Subtitled My Father, Abe Saffron GENTLE SATAN is the story of Alan Saffron - the son of Sydney's "Mr Sin" from the '60s and '70s. The book does promise to tell some tales of his notorious father, and whilst there is some skirting around the subject, it is probably most notable for what it doesn't, rather than what it does tell.
It's obviously not easy being the son of a notorious, flamboyant, controlling and overwhelming man. It's also obviously not easy being the wife of an openly unfaithful, controlling and overwhelming man. But at the heart of this book there's something really odd going on. On one hand Abe Saffron, would have seemed to be a cruel individual. His open humiliation of his wife and his son seems to have been vicious and quite cold. On the other hand there's a wife who won't leave him under any circumstances, who ties his shoelaces and brushes his hair for him - staying because of love and faithfulness. A son who can't separate himself from his father despite a series of attempts - working for a wage when Abe wanted him counting the money, heading for America to get away from the control. But under the protestations of the author's desire to keep away there is the money - Abe Saffron had a lot of it and he used it well to control his family, his businesses, his corrupt contacts - he used it to shore up his position.
Mindful that this is the story of somebody's life - told by that person, it's an unpleasant feeling to have to say that the book was an unrewarding / uninteresting read. There's something slightly offputting about the tone, the understandable sides being taken, both of which not being confidently supported by the actions being described.
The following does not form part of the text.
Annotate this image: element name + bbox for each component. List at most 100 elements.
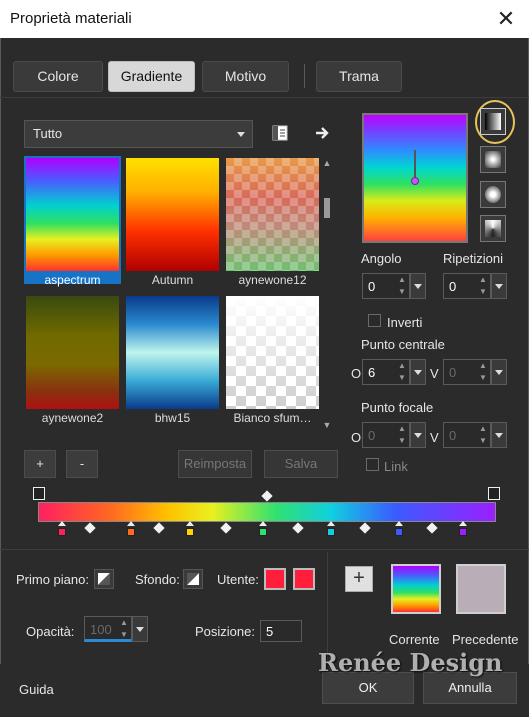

The book is told from a very personal point of view, but, for the non-involved reader, there are too many elements which don't come across as clear cut as the author obviously sees things. Having said that, it's not the story of Abe Saffron - it's the story of Abe's son. Whilst there are oblique references to highly illegal and irregular activities on the part of his father and there is a coy explanation of why threats to name names were dodged when the book was published; the book never does more than skirt close to the deep water of Abe Saffron, staying mostly in the shallows of Alan's own life. One thing that can be gleaned is an ambiguous understanding of the author's relationship with his own father - a desperate desire to get away / a willingness to accept the financial support / to seek the personal affirmation.
Perhaps that's the story of the whole book and the hint as to what Abe Saffron's legacy within his family was.